The committee’s 5-4 vote to hold rates steady showed significant internal debate about the appropriate timing for further easing. Four members supported an immediate cut, while five preferred to wait, following six previous rate reductions since mid-2024. This division suggests that additional cuts remain likely as inflation continues declining.
Governor Andrew Bailey highlighted the improving inflation outlook, projecting it will return to around 2% by spring. He emphasized that while maintaining current rates is appropriate now to ensure inflation stays low, there should be scope for further reductions later in the year. When questioned about the probability of a March rate cut, Bailey endorsed the market’s 50-50 assessment.
Yael Selfin, chief economist at KPMG, provided analysis of the inflation forecast revision, stating that “the downward revision in inflation largely reflects the impact of the measures announced in the autumn budget, which will see energy prices ease from April onwards.” This expert assessment confirms the significant role government policy is playing in controlling inflation.

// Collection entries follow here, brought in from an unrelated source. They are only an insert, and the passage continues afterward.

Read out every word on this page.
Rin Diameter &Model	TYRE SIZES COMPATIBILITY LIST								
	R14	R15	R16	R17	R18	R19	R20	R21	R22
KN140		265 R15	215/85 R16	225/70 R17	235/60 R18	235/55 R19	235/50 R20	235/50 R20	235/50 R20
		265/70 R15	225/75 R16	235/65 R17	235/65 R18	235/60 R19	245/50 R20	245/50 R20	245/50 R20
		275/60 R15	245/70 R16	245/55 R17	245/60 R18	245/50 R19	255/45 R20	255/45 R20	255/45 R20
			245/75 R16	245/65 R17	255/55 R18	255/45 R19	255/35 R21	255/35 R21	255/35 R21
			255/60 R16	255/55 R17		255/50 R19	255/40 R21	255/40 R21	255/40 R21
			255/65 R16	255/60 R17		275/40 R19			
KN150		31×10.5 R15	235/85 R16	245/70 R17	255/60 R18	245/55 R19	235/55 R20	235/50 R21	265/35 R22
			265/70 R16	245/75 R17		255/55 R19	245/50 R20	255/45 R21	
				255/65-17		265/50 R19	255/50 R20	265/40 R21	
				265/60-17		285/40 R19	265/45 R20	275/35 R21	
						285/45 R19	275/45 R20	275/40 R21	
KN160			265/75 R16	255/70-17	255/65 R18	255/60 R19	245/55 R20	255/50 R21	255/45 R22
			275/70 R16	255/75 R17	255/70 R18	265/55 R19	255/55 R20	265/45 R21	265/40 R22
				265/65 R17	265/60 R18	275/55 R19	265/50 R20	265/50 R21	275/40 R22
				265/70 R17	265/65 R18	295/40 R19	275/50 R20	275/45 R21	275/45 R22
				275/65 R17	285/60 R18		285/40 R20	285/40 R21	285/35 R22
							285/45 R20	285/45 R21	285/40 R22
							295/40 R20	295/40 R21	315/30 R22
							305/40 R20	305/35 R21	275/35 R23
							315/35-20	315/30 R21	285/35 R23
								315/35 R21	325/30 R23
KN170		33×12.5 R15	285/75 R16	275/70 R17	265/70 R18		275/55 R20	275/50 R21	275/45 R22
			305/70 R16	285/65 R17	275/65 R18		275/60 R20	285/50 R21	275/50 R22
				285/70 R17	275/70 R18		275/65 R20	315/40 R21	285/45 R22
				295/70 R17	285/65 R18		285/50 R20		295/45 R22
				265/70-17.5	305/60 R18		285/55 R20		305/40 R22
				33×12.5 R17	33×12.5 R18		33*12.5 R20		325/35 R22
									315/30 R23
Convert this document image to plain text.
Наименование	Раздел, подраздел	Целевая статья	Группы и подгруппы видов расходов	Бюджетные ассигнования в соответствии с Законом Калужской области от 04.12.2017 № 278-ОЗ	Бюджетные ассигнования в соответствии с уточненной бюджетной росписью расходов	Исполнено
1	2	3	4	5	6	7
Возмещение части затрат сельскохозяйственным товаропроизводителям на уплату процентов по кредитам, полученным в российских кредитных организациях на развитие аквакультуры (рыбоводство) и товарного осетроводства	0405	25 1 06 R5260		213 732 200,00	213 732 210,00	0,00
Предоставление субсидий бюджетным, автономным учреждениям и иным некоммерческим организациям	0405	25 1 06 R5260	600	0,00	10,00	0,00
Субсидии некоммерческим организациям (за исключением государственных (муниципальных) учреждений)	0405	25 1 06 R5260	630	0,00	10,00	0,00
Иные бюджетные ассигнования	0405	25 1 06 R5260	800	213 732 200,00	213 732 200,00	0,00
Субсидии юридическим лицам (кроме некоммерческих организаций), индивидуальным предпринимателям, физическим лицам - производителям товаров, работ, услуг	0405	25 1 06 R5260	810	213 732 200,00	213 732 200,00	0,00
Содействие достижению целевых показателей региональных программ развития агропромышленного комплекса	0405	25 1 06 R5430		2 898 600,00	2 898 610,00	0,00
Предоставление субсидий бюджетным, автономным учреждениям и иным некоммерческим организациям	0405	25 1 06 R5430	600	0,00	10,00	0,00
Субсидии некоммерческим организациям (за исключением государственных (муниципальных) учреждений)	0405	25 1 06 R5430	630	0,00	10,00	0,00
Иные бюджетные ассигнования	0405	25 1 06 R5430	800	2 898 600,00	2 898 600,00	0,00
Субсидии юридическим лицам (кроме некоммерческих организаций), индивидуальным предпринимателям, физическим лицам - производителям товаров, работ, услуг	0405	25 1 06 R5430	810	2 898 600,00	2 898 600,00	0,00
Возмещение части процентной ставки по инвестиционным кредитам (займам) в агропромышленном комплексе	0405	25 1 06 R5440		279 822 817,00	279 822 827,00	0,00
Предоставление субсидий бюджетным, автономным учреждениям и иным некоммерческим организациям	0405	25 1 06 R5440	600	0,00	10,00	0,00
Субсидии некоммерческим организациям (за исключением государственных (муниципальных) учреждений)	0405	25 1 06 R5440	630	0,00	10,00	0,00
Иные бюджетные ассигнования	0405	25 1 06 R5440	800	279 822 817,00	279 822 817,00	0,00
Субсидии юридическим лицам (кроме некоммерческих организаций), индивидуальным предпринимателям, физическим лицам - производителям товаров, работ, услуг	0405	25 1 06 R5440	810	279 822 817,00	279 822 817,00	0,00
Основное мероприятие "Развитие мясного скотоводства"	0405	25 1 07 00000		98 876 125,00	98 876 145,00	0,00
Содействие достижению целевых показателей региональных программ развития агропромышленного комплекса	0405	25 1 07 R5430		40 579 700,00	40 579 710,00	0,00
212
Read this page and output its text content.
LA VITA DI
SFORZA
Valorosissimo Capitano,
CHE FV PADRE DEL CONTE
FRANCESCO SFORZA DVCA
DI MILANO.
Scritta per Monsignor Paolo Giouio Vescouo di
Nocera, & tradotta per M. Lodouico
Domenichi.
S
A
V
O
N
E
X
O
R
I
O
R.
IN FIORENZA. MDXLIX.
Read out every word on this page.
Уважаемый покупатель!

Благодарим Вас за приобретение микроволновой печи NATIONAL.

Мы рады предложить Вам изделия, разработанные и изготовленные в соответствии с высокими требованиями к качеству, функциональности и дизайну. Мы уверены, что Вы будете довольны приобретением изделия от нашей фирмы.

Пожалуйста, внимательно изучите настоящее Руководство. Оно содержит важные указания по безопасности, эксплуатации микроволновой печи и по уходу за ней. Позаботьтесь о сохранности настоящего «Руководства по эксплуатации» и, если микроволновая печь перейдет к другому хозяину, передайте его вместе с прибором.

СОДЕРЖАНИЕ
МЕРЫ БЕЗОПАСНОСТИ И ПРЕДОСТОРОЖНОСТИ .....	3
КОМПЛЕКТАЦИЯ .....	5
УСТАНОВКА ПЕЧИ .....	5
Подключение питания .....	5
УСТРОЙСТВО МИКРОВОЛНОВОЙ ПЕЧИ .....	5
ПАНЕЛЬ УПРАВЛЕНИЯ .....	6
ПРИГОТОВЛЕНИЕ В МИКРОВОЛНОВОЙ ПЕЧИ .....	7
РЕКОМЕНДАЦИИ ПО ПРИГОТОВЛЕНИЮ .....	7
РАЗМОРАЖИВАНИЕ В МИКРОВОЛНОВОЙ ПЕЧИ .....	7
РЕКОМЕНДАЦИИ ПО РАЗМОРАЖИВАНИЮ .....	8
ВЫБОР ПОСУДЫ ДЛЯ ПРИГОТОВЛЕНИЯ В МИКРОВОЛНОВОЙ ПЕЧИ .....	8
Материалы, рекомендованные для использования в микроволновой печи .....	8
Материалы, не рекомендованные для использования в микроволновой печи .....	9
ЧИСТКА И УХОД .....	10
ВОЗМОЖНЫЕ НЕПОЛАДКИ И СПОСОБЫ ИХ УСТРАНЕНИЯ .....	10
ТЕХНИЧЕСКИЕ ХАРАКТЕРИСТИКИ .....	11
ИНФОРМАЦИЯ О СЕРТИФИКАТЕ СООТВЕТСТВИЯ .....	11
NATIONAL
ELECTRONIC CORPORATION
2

Economic forecasts show GDP growth of just 0.9% this year, down from 1.2% previously projected, while unemployment is expected to climb to 5.3%. The Bank’s projection that inflation will fall to 2.1% by the second quarter of 2026, compared to 3.4% in December, is heavily influenced by Chancellor Rachel Reeves’s budget measures. These include utility bill cuts and rail fare freezes starting in April, which are expected to provide substantial relief to households struggling with elevated living costs.